23. CRAZY RHYTHMS – THE FEELIES (1980)

CRAZY RHYTHMS – THE FEELIES (1980)
Any record which features sandpaper, coat rack and shoes among its instrumental credits has emphatically earned the right to be called Crazy Rhythms. The rhythms, and the songs they inhabit, aren’t ostentatiously barmy – for which thanks – so much as markedly unorthodox, squatting in a territory somewhere on the road from skiffle to funk without remotely resembling either.
Taking their name from an undemanding, multi-sensory form of film in Aldous Huxley’s Brave New World,  the Feelies appeared most likely to side with the Gamma, Delta and Epsilon classes of the book, with their unassuming – for want of a better word – preppy image and palpably un-rock ‘n’ roll demeanour, fitting with the most superficially obvious comparison of Jonathan Richman.
 A crude precis of Crazy Rhythms could be that it outlines how the Modern Lovers might have developed if Richman had continued to expand the Velvet Underground template of their first album, instead of proceeding to draw more heavily on rockabilly and doo-wop influences. This also puts them in proximity with the commotion of Josef K and even the early Go-Betweens, while on the Bolt-worthy sprint of Fa Ce La, they provide a blueprint for the sound of the Woodentops.
Repeatedly on Crazy Rhythms, the Feelies prove themselves to be masters of the slow build and slower burn. Many of the songs are one or two minutes down the line before vocals or hooks arrive, meaning that many self-proclaimed cutting edge radio stations
would play them – not that this would ever actually happen – in a severely truncated form, but this would be like skipping all that business with the apes  in 2001: A Space Odyssey and going straight to HAL’s breakdown. The full picture is needed for full power. Funny how this doesn’t seem to apply when the song in question is Stairway To Heaven or Champagne Supernova.
All of this is most explicit on opener The Boy With The Perpetual Nervousness, where hesitant-sounding claves and/or woodblock are spied on by a ticking guitar, which finally springs upon them when goaded by the tom-tom roll of future avant-garde voyager Anton Fier. What follows is a sketch of a silent recluse who either has depths too hidden to be traceable or is just completely withdrawn – a Boo Radley who’s never been allowed anywhere near scissors or a Sheldon Cooper plotting his world domination? Unclear – the Feelies put as little flesh on the bones of their lyrics as their music.

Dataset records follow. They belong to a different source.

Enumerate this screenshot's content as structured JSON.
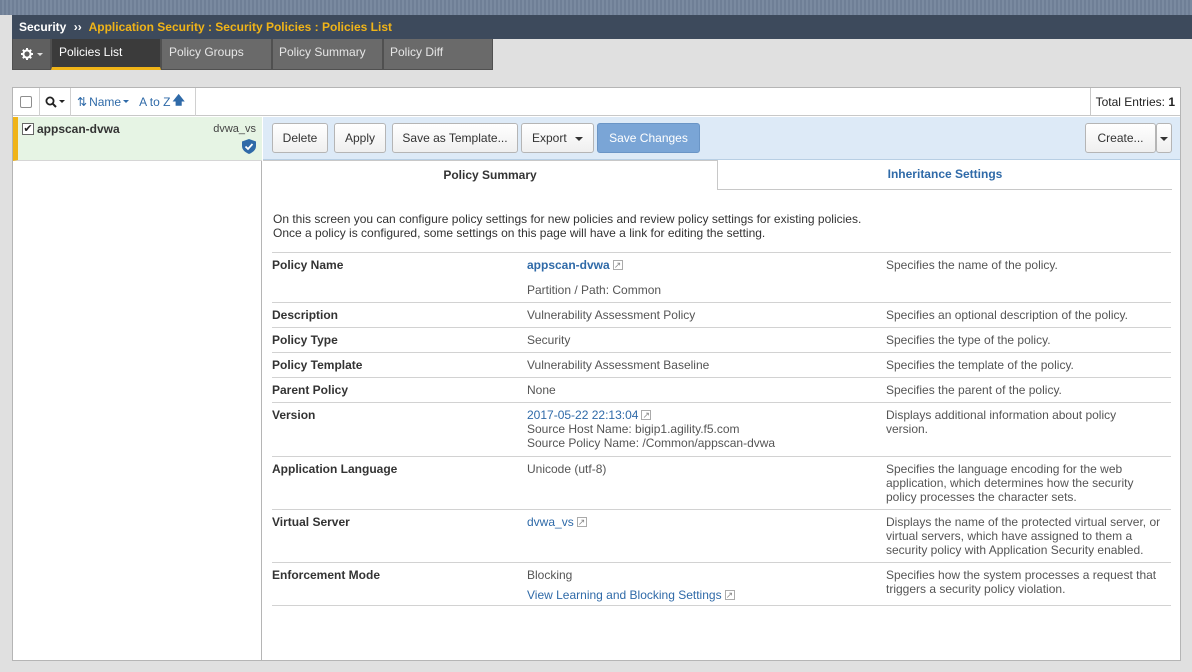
{
  "header": {
    "section": "Security",
    "separator": "››",
    "breadcrumb": "Application Security : Security Policies : Policies List"
  },
  "tabs": [
    {
      "label": "Policies List",
      "active": true
    },
    {
      "label": "Policy Groups",
      "active": false
    },
    {
      "label": "Policy Summary",
      "active": false
    },
    {
      "label": "Policy Diff",
      "active": false
    }
  ],
  "list_toolbar": {
    "sort_field": "Name",
    "sort_order": "A to Z",
    "total_label": "Total Entries:",
    "total_value": "1"
  },
  "policies": [
    {
      "name": "appscan-dvwa",
      "virtual_server": "dvwa_vs",
      "checked": true
    }
  ],
  "actions": {
    "delete": "Delete",
    "apply": "Apply",
    "save_template": "Save as Template...",
    "export": "Export",
    "save_changes": "Save Changes",
    "create": "Create..."
  },
  "subtabs": {
    "summary": "Policy Summary",
    "inheritance": "Inheritance Settings"
  },
  "intro": {
    "line1": "On this screen you can configure policy settings for new policies and review policy settings for existing policies.",
    "line2": "Once a policy is configured, some settings on this page will have a link for editing the setting."
  },
  "details": {
    "policy_name": {
      "label": "Policy Name",
      "value": "appscan-dvwa",
      "extra": "Partition / Path: Common",
      "desc": "Specifies the name of the policy."
    },
    "description": {
      "label": "Description",
      "value": "Vulnerability Assessment Policy",
      "desc": "Specifies an optional description of the policy."
    },
    "policy_type": {
      "label": "Policy Type",
      "value": "Security",
      "desc": "Specifies the type of the policy."
    },
    "policy_template": {
      "label": "Policy Template",
      "value": "Vulnerability Assessment Baseline",
      "desc": "Specifies the template of the policy."
    },
    "parent_policy": {
      "label": "Parent Policy",
      "value": "None",
      "desc": "Specifies the parent of the policy."
    },
    "version": {
      "label": "Version",
      "value": "2017-05-22 22:13:04",
      "host": "Source Host Name: bigip1.agility.f5.com",
      "source_policy": "Source Policy Name: /Common/appscan-dvwa",
      "desc_line1": "Displays additional information about policy",
      "desc_line2": "version."
    },
    "app_language": {
      "label": "Application Language",
      "value": "Unicode (utf-8)",
      "desc_line1": "Specifies the language encoding for the web",
      "desc_line2": "application, which determines how the security",
      "desc_line3": "policy processes the character sets."
    },
    "virtual_server": {
      "label": "Virtual Server",
      "value": "dvwa_vs",
      "desc_line1": "Displays the name of the protected virtual server, or",
      "desc_line2": "virtual servers, which have assigned to them a",
      "desc_line3": "security policy with Application Security enabled."
    },
    "enforcement": {
      "label": "Enforcement Mode",
      "value": "Blocking",
      "link": "View Learning and Blocking Settings",
      "desc_line1": "Specifies how the system processes a request that",
      "desc_line2": "triggers a security policy violation."
    }
  },
  "colors": {
    "accent": "#f0b418",
    "link": "#2f6aa8",
    "titlebar": "#3d4a5c",
    "selected_row": "#e6f4e4"
  }
}
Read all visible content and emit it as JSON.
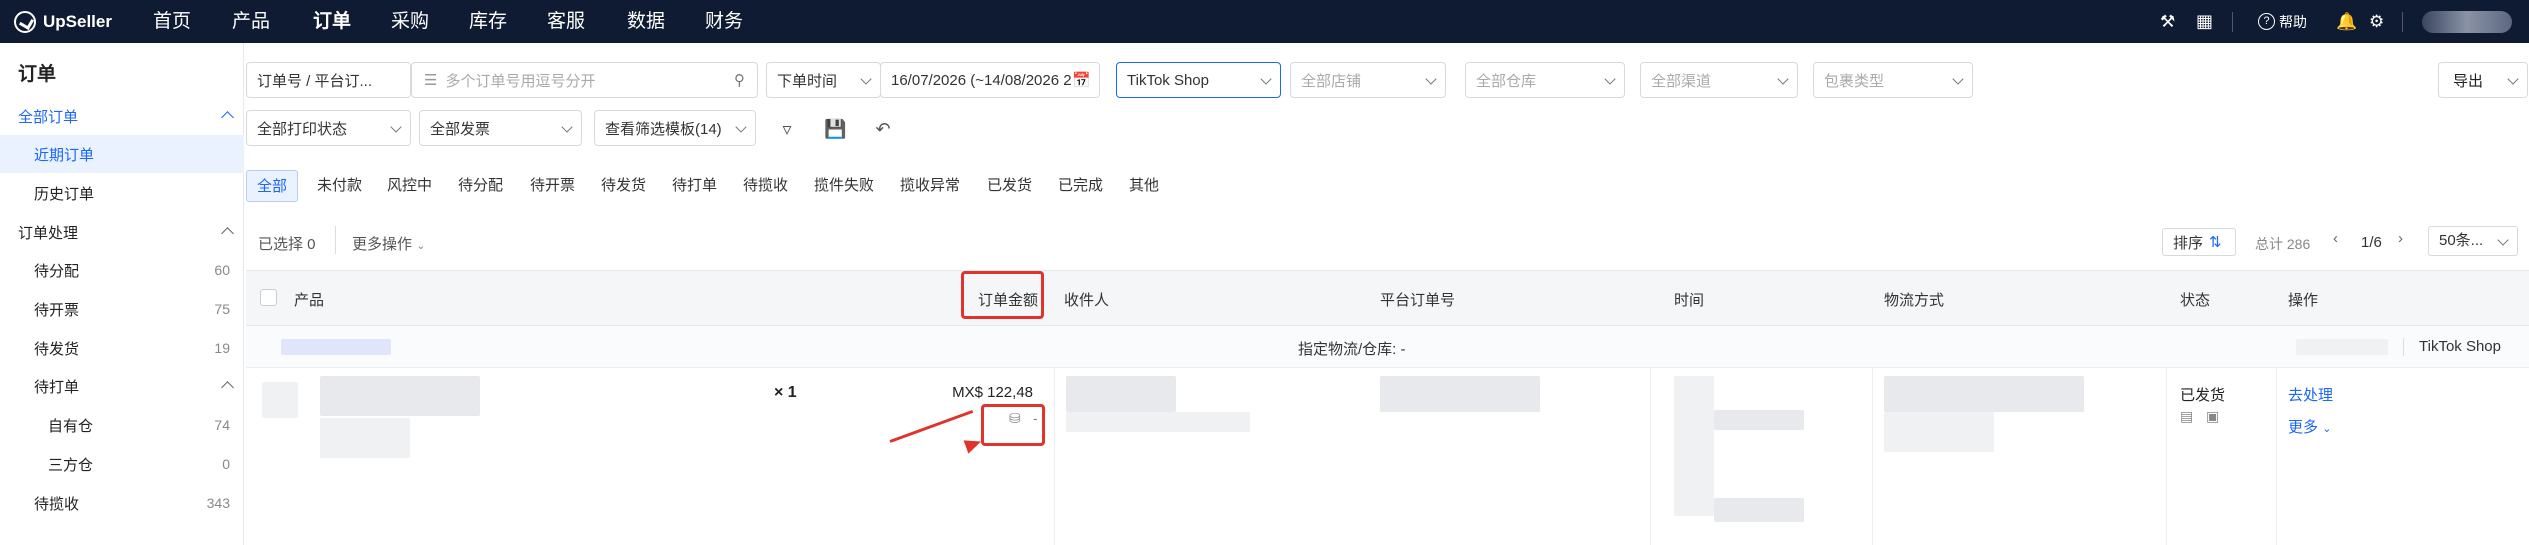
{
  "app": {
    "logo_text": "UpSeller"
  },
  "nav": {
    "items": [
      "首页",
      "产品",
      "订单",
      "采购",
      "库存",
      "客服",
      "数据",
      "财务"
    ],
    "help_label": "帮助"
  },
  "sidebar": {
    "title": "订单",
    "items": [
      {
        "label": "全部订单",
        "count": ""
      },
      {
        "label": "近期订单",
        "count": ""
      },
      {
        "label": "历史订单",
        "count": ""
      },
      {
        "label": "订单处理",
        "count": ""
      },
      {
        "label": "待分配",
        "count": "60"
      },
      {
        "label": "待开票",
        "count": "75"
      },
      {
        "label": "待发货",
        "count": "19"
      },
      {
        "label": "待打单",
        "count": ""
      },
      {
        "label": "自有仓",
        "count": "74"
      },
      {
        "label": "三方仓",
        "count": "0"
      },
      {
        "label": "待揽收",
        "count": "343"
      }
    ]
  },
  "filters": {
    "search_type": "订单号 / 平台订...",
    "search_placeholder": "多个订单号用逗号分开",
    "time_type": "下单时间",
    "date_range": "16/07/2026 (~14/08/2026 2",
    "platform": "TikTok Shop",
    "shop_placeholder": "全部店铺",
    "warehouse_placeholder": "全部仓库",
    "channel_placeholder": "全部渠道",
    "package_placeholder": "包裹类型",
    "print_status": "全部打印状态",
    "invoice": "全部发票",
    "template": "查看筛选模板(14)",
    "export_label": "导出"
  },
  "tabs": [
    "全部",
    "未付款",
    "风控中",
    "待分配",
    "待开票",
    "待发货",
    "待打单",
    "待揽收",
    "揽件失败",
    "揽收异常",
    "已发货",
    "已完成",
    "其他"
  ],
  "toolbar": {
    "selected": "已选择 0",
    "more_ops": "更多操作",
    "sort_label": "排序",
    "total": "总计 286",
    "page": "1/6",
    "page_size": "50条..."
  },
  "table": {
    "headers": [
      "产品",
      "订单金额",
      "收件人",
      "平台订单号",
      "时间",
      "物流方式",
      "状态",
      "操作"
    ],
    "group": {
      "logistics": "指定物流/仓库: -",
      "platform": "TikTok Shop"
    },
    "row": {
      "qty": "× 1",
      "amount": "MX$ 122,48",
      "amount_sub": "-",
      "status": "已发货",
      "action_primary": "去处理",
      "action_more": "更多"
    }
  },
  "colors": {
    "accent": "#1a66ff",
    "nav_bg": "#0f1b33",
    "highlight": "#e0332c"
  }
}
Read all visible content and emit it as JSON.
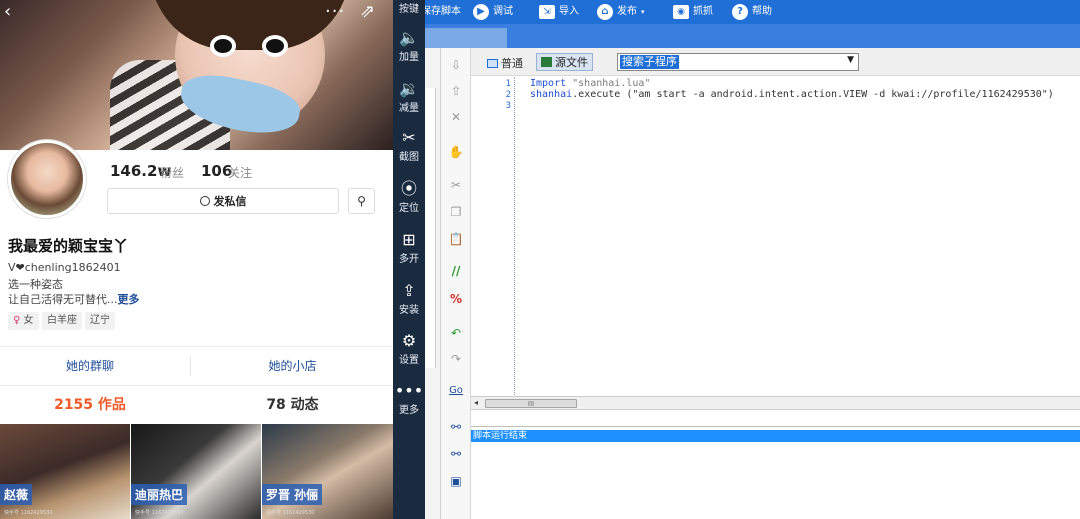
{
  "profile": {
    "top_icons": {
      "back": "‹",
      "more": "···",
      "share": "⇗"
    },
    "fans_count": "146.2w",
    "fans_label": "粉丝",
    "follow_count": "106",
    "follow_label": "关注",
    "message_button": "发私信",
    "nickname": "我最爱的颖宝宝丫",
    "wechat_prefix": "V",
    "wechat_id": "chenling1862401",
    "bio_line1": "选一种姿态",
    "bio_line2": "让自己活得无可替代...",
    "bio_more": "更多",
    "tags": {
      "gender": "女",
      "zodiac": "白羊座",
      "region": "辽宁"
    },
    "group_chat": "她的群聊",
    "shop": "她的小店",
    "works_tab": "2155 作品",
    "moments_tab": "78 动态",
    "thumbnails": [
      {
        "caption": "赵薇",
        "sub": "快手号 1162429530"
      },
      {
        "caption": "迪丽热巴",
        "sub": "快手号 1162429530"
      },
      {
        "caption": "罗晋 孙俪",
        "sub": "快手号 1162429530"
      }
    ]
  },
  "toolbar": {
    "items": [
      {
        "label": "按键",
        "icon": "keyboard-icon"
      },
      {
        "label": "加量",
        "icon": "volume-up-icon"
      },
      {
        "label": "减量",
        "icon": "volume-down-icon"
      },
      {
        "label": "截图",
        "icon": "scissors-icon"
      },
      {
        "label": "定位",
        "icon": "location-icon"
      },
      {
        "label": "多开",
        "icon": "multi-open-icon"
      },
      {
        "label": "安装",
        "icon": "install-apk-icon"
      },
      {
        "label": "设置",
        "icon": "gear-icon"
      },
      {
        "label": "更多",
        "icon": "more-dots-icon"
      }
    ]
  },
  "ide": {
    "menu": {
      "save_script": "保存脚本",
      "debug": "调试",
      "import": "导入",
      "publish": "发布",
      "capture": "抓抓",
      "help": "帮助"
    },
    "mode_normal": "普通",
    "mode_source": "源文件",
    "sub_select_value": "搜索子程序",
    "code_lines": [
      {
        "num": "1",
        "keyword": "Import",
        "rest": " \"shanhai.lua\""
      },
      {
        "num": "2",
        "keyword": "shanhai",
        "rest": ".execute (\"am start -a android.intent.action.VIEW -d kwai://profile/1162429530\")"
      },
      {
        "num": "3",
        "keyword": "",
        "rest": ""
      }
    ],
    "scroll_thumb": "III",
    "output_text": "脚本运行结束"
  },
  "colors": {
    "menubar": "#1f6fd6",
    "toolbar_bg": "#1b2b3f",
    "works_orange": "#f05a28",
    "link_blue": "#1f4e99",
    "output_highlight": "#1e90ff"
  }
}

But don’t let this sparsity underestimate their capacity to scorch, particularly with Glenn Mercer and Bill Million proving to be the most quietly potent guitar duo of their era, Verlaine and Lloyd with silencers attached . The solo midway through the similarly elongated intro to Loveless Love – which they’re seen performing in Jonathan Demme’s Something Wild – would have the jocks meekly handing THEIR dinner money over, while another on Forces At Work – seven minutes, practically all one chord – is a proud descendant of Run, Run, run and All Tomorrow’s Parties. The abum’s sweetest melody is on Raised Eyebrows, where it almost feels like a copout for them to introduce lyrics, particularly when they’re so terse, and you feel that they should have had the courage of their convictions and gone for an instrumental. But it ends up structured like a 1930s dance band tune, which gives it a charm of its own.
There’s even a Beatles cover. Their interpretation of Everybody’s Got Something To Hide Except For Me And My Monkey is less drastic an overhaul than Devo’s version of Satisfaction but is conceived in a similar spirit – seemingly ambivalent towards its weighty source material but plainly a product of an utterly different time and culture.
It’s apt that ‘rhythms’ is close to being the longest vowelless word in the English language, as Crazy Rhythms withdraws what might be essential elements to some – big production, deep bass, bravado – and is vastly inventive with what’s left. French music magazine Les Inrockuptibles once likened the record to a UFO – it may come in peace but has little interest in being taken to your leader, as it would much rather take you on a path of its own (PG).